Tips for untangling COVID-19 data from WSJ data ace Paul Overberg

Author(s)
Published on
July 23, 2020

Over the past several months, data on COVID-19 has been used by governments around the world to order businesses to close and people to stay inside their homes, and has been a bedrock feature of news reports on the pandemic.

But that doesn’t mean the numbers are always presented in their proper contexts.

Veteran data journalist Paul Overberg of The Wall Street Journal shared tips this week with fellow reporters at the 2020 National Fellowship for cleaning up coronavirus data, particularly as it relates to demographics.

“This is about untangling all the disparities we see and trying to get a handle on them,” he said. “This is no simple laboratory experiment. This is the real world.”

Overberg urged reporters to look beyond the raw numbers in order to identify more accurate trends. He calls much of the data “noisy”: “There’s a signal in there, and we just have to sort of get past the noise and focus on the signal.”

“It doesn’t mean we can’t do our job,” he said, when confronted with imperfect data. “We just have to work a little harder, think a little harder and write a little more clearly to help the public understand what they need to understand.”

For instance, he said, COVID-19 testing numbers are not representative of the prevalence of infection in the general population, because the people who were tested were the ones who showed up to do so. Hospitalization figures are “a lot firmer,” he said, because individuals are only admitted to the hospital if they’re ill. He called deaths “the great equalizer,” but said even those numbers may be underreported because some states haven’t been counting probable deaths.

Ferreting out COVID-19 disparities is another area where it helps to dig deeper, Overberg said. He noted that certain people have been more adversely affected by COVID-19, citing factors such as their age, sex, race, health status, income, education, and maybe even their genetic code.

For example, he said, people who are poorer and less educated are more likely to be “the ones who can’t isolate at home. They live in more crowded housing. They may not understand the intricacies of what a virus is about and how it propagates and things like that. Job exposure is also a significant factor.”

“These all wrap together,” he added. “You can’t just say let’s look at the race breakdown ... and let’s look at the age breakdown.”

He said it’s “simplistic” to break down deaths by race within a given state. That’s because some cities have been harder hit by the coronavirus and tend to have different demographic makeups than other areas in those states.

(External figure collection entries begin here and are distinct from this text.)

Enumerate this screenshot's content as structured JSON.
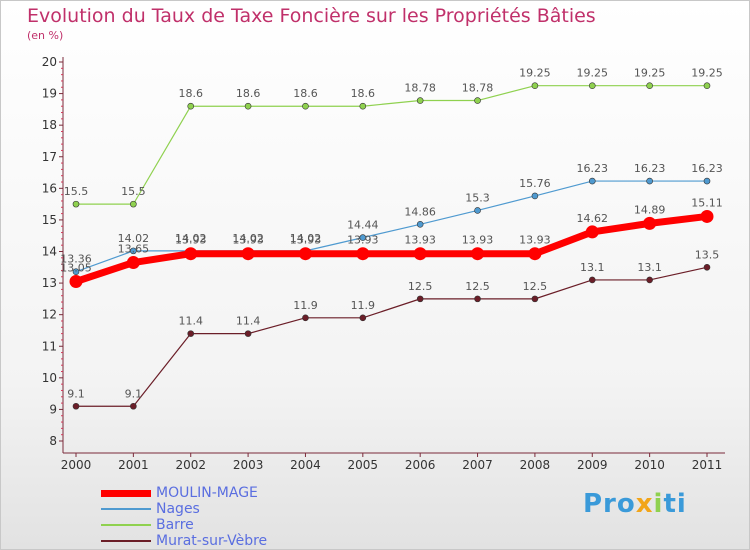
{
  "chart_data": {
    "type": "line",
    "title": "Evolution du Taux de Taxe Foncière sur les Propriétés Bâties",
    "ylabel": "(en %)",
    "xlabel": "",
    "ylim": [
      8,
      20
    ],
    "y_ticks": [
      "8",
      "9",
      "10",
      "11",
      "12",
      "13",
      "14",
      "15",
      "16",
      "17",
      "18",
      "19",
      "20"
    ],
    "categories": [
      "2000",
      "2001",
      "2002",
      "2003",
      "2004",
      "2005",
      "2006",
      "2007",
      "2008",
      "2009",
      "2010",
      "2011"
    ],
    "series": [
      {
        "name": "Murat-sur-Vèbre",
        "color": "#6b1e28",
        "weight": "thin",
        "values": [
          9.1,
          9.1,
          11.4,
          11.4,
          11.9,
          11.9,
          12.5,
          12.5,
          12.5,
          13.1,
          13.1,
          13.5
        ],
        "labels": [
          "9.1",
          "9.1",
          "11.4",
          "11.4",
          "11.9",
          "11.9",
          "12.5",
          "12.5",
          "12.5",
          "13.1",
          "13.1",
          "13.5"
        ]
      },
      {
        "name": "Barre",
        "color": "#8fd14f",
        "weight": "thin",
        "values": [
          15.5,
          15.5,
          18.6,
          18.6,
          18.6,
          18.6,
          18.78,
          18.78,
          19.25,
          19.25,
          19.25,
          19.25
        ],
        "labels": [
          "15.5",
          "15.5",
          "18.6",
          "18.6",
          "18.6",
          "18.6",
          "18.78",
          "18.78",
          "19.25",
          "19.25",
          "19.25",
          "19.25"
        ]
      },
      {
        "name": "Nages",
        "color": "#4f9ad0",
        "weight": "thin",
        "values": [
          13.36,
          14.02,
          14.02,
          14.02,
          14.02,
          14.44,
          14.86,
          15.3,
          15.76,
          16.23,
          16.23,
          16.23
        ],
        "labels": [
          "13.36",
          "14.02",
          "14.02",
          "14.02",
          "14.02",
          "14.44",
          "14.86",
          "15.3",
          "15.76",
          "16.23",
          "16.23",
          "16.23"
        ]
      },
      {
        "name": "MOULIN-MAGE",
        "color": "#ff0000",
        "weight": "thick",
        "values": [
          13.05,
          13.65,
          13.93,
          13.93,
          13.93,
          13.93,
          13.93,
          13.93,
          13.93,
          14.62,
          14.89,
          15.11
        ],
        "labels": [
          "13.05",
          "13.65",
          "13.93",
          "13.93",
          "13.93",
          "13.93",
          "13.93",
          "13.93",
          "13.93",
          "14.62",
          "14.89",
          "15.11"
        ]
      }
    ],
    "legend": [
      "MOULIN-MAGE",
      "Nages",
      "Barre",
      "Murat-sur-Vèbre"
    ],
    "legend_position": "bottom-left",
    "grid": false
  },
  "logo": {
    "parts": [
      "Pro",
      "x",
      "i",
      "ti"
    ],
    "colors": [
      "#3a9ad9",
      "#f2a51a",
      "#8fd14f",
      "#3a9ad9"
    ]
  }
}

As a result, the Centers for Disease Control and Prevention now releases location-adjusted data. As of July 8, Overberg showed, those numbers indicate that whites make up 60% of the overall population but only 42% of the “weighted” population (places that are coronavirus hotspots), while for blacks those numbers are 13% and 17%, respectively. That data suggests that Blacks may be prone to dying from COVID-19 in part because they live in areas where it is more prevalent.

The CDC also releases age-adjusted COVID-19 data, Overberg said. This is helpful for comparing races and ethnicities because Hispanic and Latino Americans tend to be younger than their Black and white counterparts, though both minority groups are more likely to die from the coronavirus at younger ages. Age-adjustment is a way to make groups with different age distributions comparable, by using a “standard” population as a baseline for comparison.

Overberg showed the overall COVID-19 death rates of 33 people per 100,000 for whites, 67 for Blacks and 35 for Hispanics and Latinos. But when the death rates are adjusted for age, they become 26, 88 and 64 per 100,000, respectively. So, the disparities are greater than they appear on the face of it.

Overberg said journalists can crunch these numbers and then focus their reporting on the question: “Does policy reflect what we pretty much know now, and is the government responding appropriately?”

He suggested some possible story ideas along those lines: Is testing available at the locations and times most appropriate for its target audience? Is testing being publicized at the right times and places and in the right languages? Have cities set up quarantine and isolation facilities where they’re needed? Are governments mandating sick leave? Is telehealth offered for free? Is tracking and tracing adequate?

“It’s pretty well-documented that there are these disparities,” Overberg said. “What is your local government actually bringing to bear with that knowledge, to actually make policy work for the known facts?”

In addition, he recommended reporters check out COVID-related disparity data from the CDC, National Academies of Sciences, Health Affairs, U.S. Department of Veterans Affairs and Harvard University.

“I know this can be a dry subject, but it’s an important one,” he said. “Demographics are always important. You realize it even more when you see all the ways it plays out in something that’s literally life and death.”